Power bowl. Buddha bowl. Bowl of goodness. Glory bowl. Hippie bowl.
Call it what you want to call it; it goes by different names. But they all serve the same purpose: to fill you up on delicious, nutrient-dense ingredients, easily and quickly.
The power bowl is one of the best kept not-so-secret secrets in the health and wellness world. Not-so-secret because those “in the know” are making and posting photos of them every single day (just search #buddhabowl on Instagram and you’ll get tons of ideas). But still a secret because well, everyone’s still not making them yet.
Want to learn to eat at home more and cook healthier but still simply? Just do a bit of meal prep on the weekends (read: roast a big pan of veggies), and then throw it all together in a big bowl, å la the power bowl.
There’s really no right or wrong way to make a power bowl, but we know folks like a bit of guidance. So, we’ve gathered our top tips for prepping ahead of time to make sure you’ve got the ingredients on hand to throw together a power bowl at-home or on-the-go at anytime.
And we bet this simple dish is going to be your new go-to healthy meal…
1. START WITH LEAFY GREENS.
We live by the motto, “Add leafy greens to anything and everything!” Start your first power bowl layer with at least one but preferably two fistfuls of your favorite leafy greens. We like romaine, baby spinach, mixed baby lettuces, mache, baby kale, arugula and microgreens, but there’s no right or wrong here.
2. ADD OTHER VEGGIES.
This is when it comes in handy to have prepped some veggies ahead of time. Try to choose a combination of raw and cooked veggies, and if you’ve got access to reheating your cooked veggies, it’s nice to have that difference in temperature in your bowl (or maybe you prefer it all cold…and that’s cool, too).
Roast a big pan of your favorite veggies on the weekends (but don’t be afraid to try new ones, too). We love to roast veggies like brussels sprouts, broccoli, cauliflower, red peppers, carrots, sweet potatoes and zucchini. We love to sauté veggies like mushrooms, green or purple cabbage, shredded carrots, zucchini or sweet potato noodles and shaved brussels sprouts. The more color you have, the better.
Add some of these leftover roasted or sautéed veggies to your power bowl on top of your leafy greens, and add a few raw veggies as well to add water and more live enzymes, which will make your digestion happy and your skin glow. Some of our favorite raw veggies to use are cucumbers. alfalfa or other sprouts, jicama, tomatoes, green onions and sauerkraut.
3. ADD WHOLE GRAINS (IF USING).
Use 1/3 to 1/2 cup of cooked grains, if you’d like to include them. We like brown rice, quinoa, millet or leftover whole grain pasta. You can also do a whole grain tortilla or piece of sprouted grain toast on the side; just omit the grains if doing that (so your bowl doesn’t get too grain heavy).
4. ADD SOME HEALTHY FAT.
Try 1/2 of a small avocado, a tablespoon or two of raw nuts or seeds, a few olives (if you’ve never tried castelvetrano olives, run to your local health food store now and grab some from the olive bar!), a tablespoon of olive oil or avocado oil, almond milk cream cheese (we love Kite Hill’s cream cheese spreads) or a scoop of tahini.

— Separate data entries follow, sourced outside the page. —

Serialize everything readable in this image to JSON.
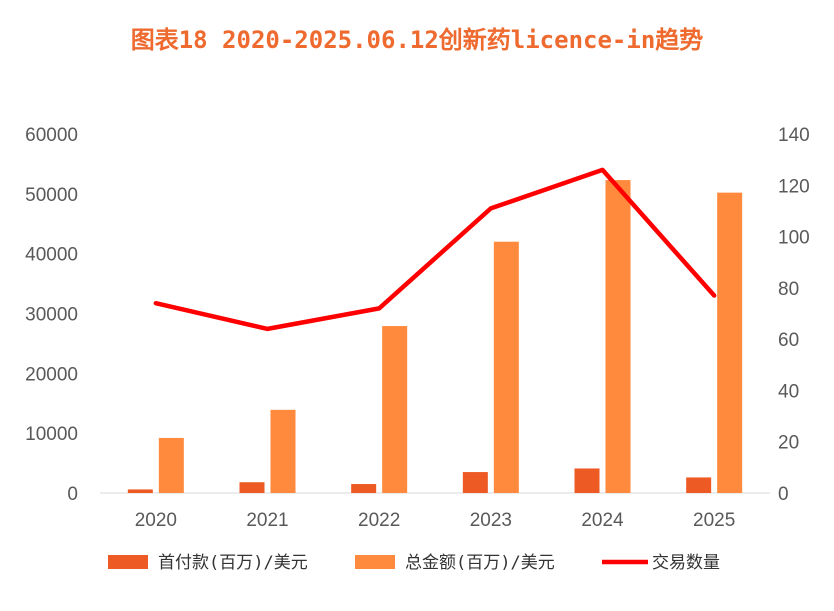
{
  "chart_data": {
    "type": "bar",
    "title": "图表18 2020-2025.06.12创新药licence-in趋势",
    "categories": [
      "2020",
      "2021",
      "2022",
      "2023",
      "2024",
      "2025"
    ],
    "series": [
      {
        "name": "首付款(百万)/美元",
        "type": "bar",
        "axis": "left",
        "color": "#EE5A24",
        "values": [
          600,
          1800,
          1500,
          3500,
          4100,
          2600
        ]
      },
      {
        "name": "总金额(百万)/美元",
        "type": "bar",
        "axis": "left",
        "color": "#FF8A3D",
        "values": [
          9200,
          13900,
          27900,
          42000,
          52300,
          50200
        ]
      },
      {
        "name": "交易数量",
        "type": "line",
        "axis": "right",
        "color": "#FF0000",
        "values": [
          74,
          64,
          72,
          111,
          126,
          77
        ]
      }
    ],
    "y_left": {
      "lim": [
        0,
        60000
      ],
      "ticks": [
        0,
        10000,
        20000,
        30000,
        40000,
        50000,
        60000
      ]
    },
    "y_right": {
      "lim": [
        0,
        140
      ],
      "ticks": [
        0,
        20,
        40,
        60,
        80,
        100,
        120,
        140
      ]
    },
    "grid": false,
    "legend_position": "bottom"
  }
}
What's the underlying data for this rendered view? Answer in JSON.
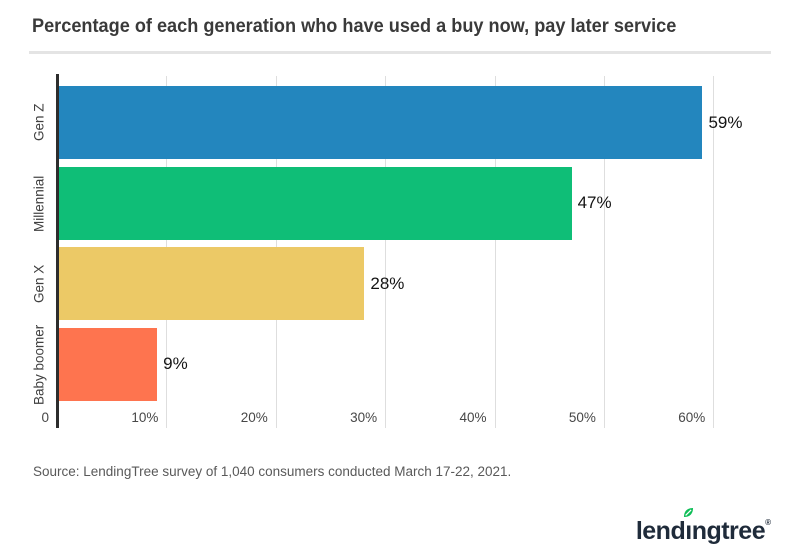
{
  "header": {
    "title": "Percentage of each generation who have used a buy now, pay later service"
  },
  "chart_data": {
    "type": "bar",
    "orientation": "horizontal",
    "title": "Percentage of each generation who have used a buy now, pay later service",
    "categories": [
      "Gen Z",
      "Millennial",
      "Gen X",
      "Baby boomer"
    ],
    "values": [
      59,
      47,
      28,
      9
    ],
    "value_labels": [
      "59%",
      "47%",
      "28%",
      "9%"
    ],
    "bar_colors": [
      "#2386BE",
      "#0FBE77",
      "#ECC966",
      "#FE744F"
    ],
    "xlabel": "",
    "ylabel": "",
    "xlim": [
      0,
      62.9
    ],
    "xticks": [
      {
        "value": 0,
        "label": "0"
      },
      {
        "value": 10,
        "label": "10%"
      },
      {
        "value": 20,
        "label": "20%"
      },
      {
        "value": 30,
        "label": "30%"
      },
      {
        "value": 40,
        "label": "40%"
      },
      {
        "value": 50,
        "label": "50%"
      },
      {
        "value": 60,
        "label": "60%"
      }
    ],
    "grid": "vertical gridlines",
    "legend": "none",
    "colors": {
      "axis_line": "#2D2D2D",
      "gridline": "#DEDEDE",
      "tick_label": "#474747",
      "category_label": "#404040",
      "value_label": "#141414"
    }
  },
  "footer": {
    "source": "Source: LendingTree survey of 1,040 consumers conducted March 17-22, 2021.",
    "logo": {
      "brand": "lendingtree",
      "text_before_leaf": "lend",
      "i_letter": "ı",
      "text_after_leaf": "ngtree",
      "registered_mark": "®",
      "leaf_color": "#0EBE57",
      "text_color": "#1F2B3A"
    }
  }
}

Use the amount of fat that works best for your body; just because your friend or neighbor is thriving on a high-fat diet, doesn’t necessarily mean you will. For some folks, too much fat leads to weight gain. It’s important to understand your own body.
5. ADD PROTEIN OF CHOICE.
Your choice, plant-based or animal protein. We stick with more plant-based proteins, but again, you do you, babe. Our favorites are nuts and seeds, avocados, whole grains, beans, hummus, organic tempeh or a crumbled up veggie burger (try GoodSeed Burgers or Hilary’s).
6. ADD A SAUCE.
Our favorite homemade dressing is a mix of tamari, grainy mustard and a splash of toasted sesame oil, but you can use any sauce you like. If you’ve used avocado and black beans in your power bowl, a bit of fresh salsa might just do the trick. If you’ve built your bowl with turmeric roasted veggies and brown rice, try a scoop of chutney on top of your bowl. Tahini, hummus, a healthy peanut sauce or a splash of tamari won’t ever steer you wrong.
7. AND FINISH OFF WITH A KICK OF FLAVOR.
We love lemon or lime juice, a sprinkle of curry powder, sea salt, black pepper, or fresh herbs like chopped cilantro or parsley.
Bottom line? Just play and find out what you don’t like in order to better know what you do like. Pretty soon we think you’ll agree that meals are just better in a bowl.